With per capita consumption of yogurt in the US still way behind western Europe, a major new market entrant such as PepsiCo could breathe fresh life into the fixture and generate incremental sales rather than merely stealing market share off the top two players, according to one analyst.
Euromonitor International senior research analyst Virginia Lee was speaking to FoodNavigator-USA following last week’s report in the Wall Street Journal (WSJ) claiming that PepsiCo is working with German dairy giant Müller to enter the US yogurt market.
She added: “If PepsiCo wants to get into this market there is a real opportunity to drive growth by expanding the number of eating occasions for yogurt so it moves beyond something you would just have at breakfast into a post workout snack or an evening snack as well.”

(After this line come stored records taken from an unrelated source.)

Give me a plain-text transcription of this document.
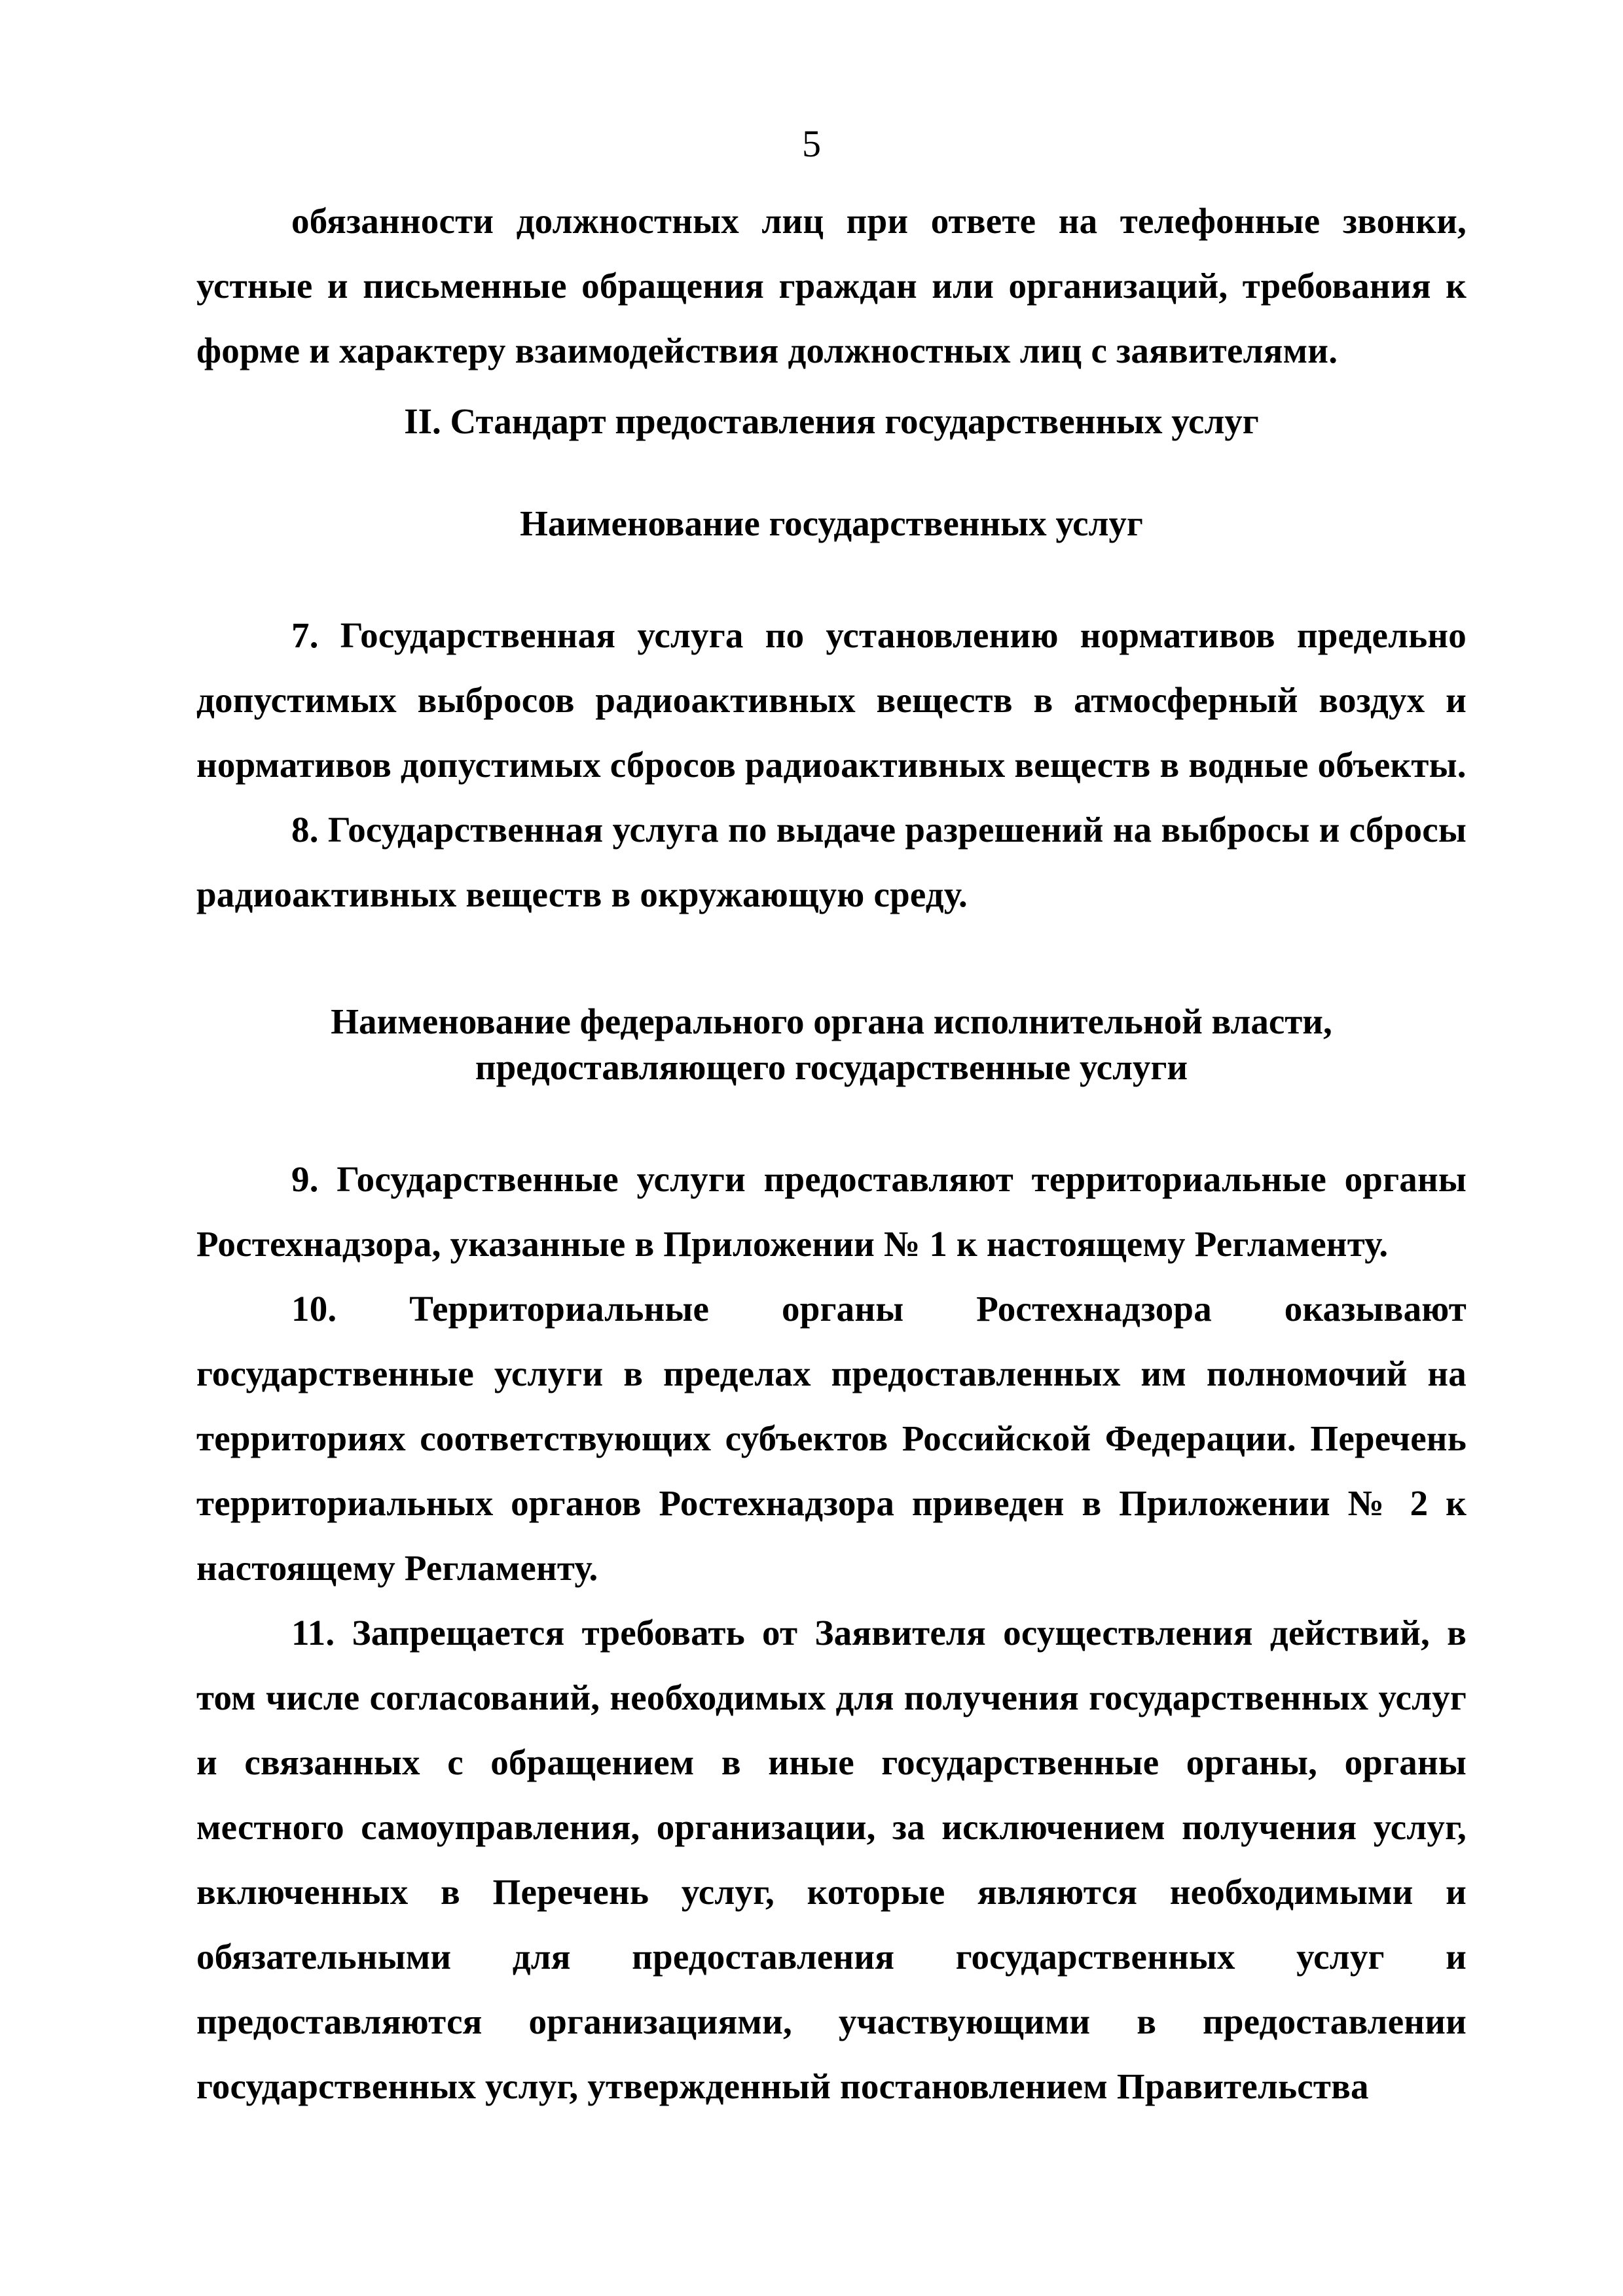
5

обязанности должностных лиц при ответе на телефонные звонки, устные и письменные обращения граждан или организаций, требования к форме и характеру взаимодействия должностных лиц с заявителями.

II. Стандарт предоставления государственных услуг
Наименование государственных услуг

7. Государственная услуга по установлению нормативов предельно допустимых выбросов радиоактивных веществ в атмосферный воздух и нормативов допустимых сбросов радиоактивных веществ в водные объекты.

8. Государственная услуга по выдаче разрешений на выбросы и сбросы радиоактивных веществ в окружающую среду.

Наименование федерального органа исполнительной власти,
предоставляющего государственные услуги

9. Государственные услуги предоставляют территориальные органы Ростехнадзора, указанные в Приложении № 1 к настоящему Регламенту.

10. Территориальные органы Ростехнадзора оказывают государственные услуги в пределах предоставленных им полномочий на территориях соответствующих субъектов Российской Федерации. Перечень территориальных органов Ростехнадзора приведен в Приложении № 2 к настоящему Регламенту.

11. Запрещается требовать от Заявителя осуществления действий, в том числе согласований, необходимых для получения государственных услуг и связанных с обращением в иные государственные органы, органы местного самоуправления, организации, за исключением получения услуг, включенных в Перечень услуг, которые являются необходимыми и обязательными для предоставления государственных услуг и предоставляются организациями, участвующими в предоставлении государственных услуг, утвержденный постановлением Правительства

According to Euromonitor International data supplied to FoodNavigator-USA, Dannon led the market in 2010 with a 32.3% market share ahead of General Mills (Yoplait) at 27.8%, Agro Farma (Chobani) at 6.3%, Stonyfield Farm (owned by Danone) at 6.1% and Fage USA (Total) at 2.8%.
2011 US yogurt category sales are predicted to top $7.606bn, up 50.9% from $5.041bn in 2006. By 2016, it predicts sales will top $8.521bn.
Active men and women
Given that neither the Pepsi nor Müller brand had any cache with US shoppers in the yogurt fixture, a new brand was probably the best route into the market, predicted Lee.
“They could go in with a Greek yogurt, but there is also the opportunity to focus on active men and women as they have with Gatorade and really leverage their marketing capabilities, particularly with women through things like the Blogher [women’s publishing network] website and annual conference [at which PepsiCo boss Indra Nooyi spoke in August].
“I’m thinking more in terms of healthy active lifestyles than weight management. They could take a female empowerment angle, a bit like the old Nike ads. But there are also opportunities to attract men with protein.
“While the market is quite consolidated, with Dannon/Danone and General Mills together accounting for around 66% of sales in 2010, there is still room for a new player, as long as they can secure the shelf-space, which for a company like PepsiCo should not be a problem, at least to start with.”
Beware ‘functional’ yogurt?
While there were opportunities to talk about protein and fiber and their associated health benefits within Greek or other yogurt formulations, more overtly ‘functional’ yogurts had had mixed fortunes in recent years, with probiotics performing well but products with omega-3s and plant sterols proving less appealing, she said.
“The market is growing strongly, but in terms of what’s driving that growth, it pretty much is Greek yogurt right now, and I’d predict that for the next two to three years most of the action will be in Greek.
“But US consumers do like trying new things and there is still a lot of potential to grow because per capita consumption of yogurt here is far lower than it is in the UK and France.
“Our projection is that the US yogurt market will be up $9.4% to $7.61bn in 2011. When you compare that with where things were in 2006 – around $5.04bn - that’s more than 50% growth in five years, which in a mature market like the US is very impressive.”
The rise and rise of Greek yogurt
Demand for thick, high-protein Greek-style yogurt has soared in popularity over the past couple of years, with Dannon and General Mills (Yoplait) recently upping production capacity.
But Greek was not the only iron in General Mills’ fire, insisted General Mills’ US retail chief Ian Friendly in a conference call last month: “There is further innovation to be done beyond the Greek segment.
“I am enthused about the yogurt category, but we have some work to do. We think we’ve got a solid plan to get our yogurt business growing again in 2012.”
Speaking to analysts in April, Pierre-Andre Terisse - chief finance officer at rival Dannon’s parent company Danone - said: “What’s driving the [US yogurt] category today is Greek.”
PepsiCo nutrition segment
PepsiCo entered the dairy category in early 2009 via a joint venture with Almarai, the largest juice and dairy company in the Middle East. More recently it coughed up a cool $3.8bn for a controlling stake in Russia’s largest dairy firm Wimm-Bill-Dann.
Sales of nutritional products (Gatorade, Quaker, Tropicana) now account for more than a fifth of PepsiCo’s revenues compared with 11% in 2000.
A PepsiCo spokesman declined to comment on the WSJ article, but added: "Since forming the Global Nutrition Group to accelerate the growth of our nutrition portfolio, we constantly look at product innovation and partner offerings to help us achieve this mission.”
With 2010 sales of 2.2bn euro ($3.02bn) Germany’s largest privately-owned dairy producer Theo Müller has built up a sizeable market share in the UK yogurt category in recent years with Müller Light, Müller fruit corners, Müller Rice, Müller Vitality (with pre- and probiotics), kids’ brand Müller Little Stars (pictured) and new luxury dessert yogurt range Amoré.
It has also established a strong presence in several other European markets and entered the Israeli market in 2008.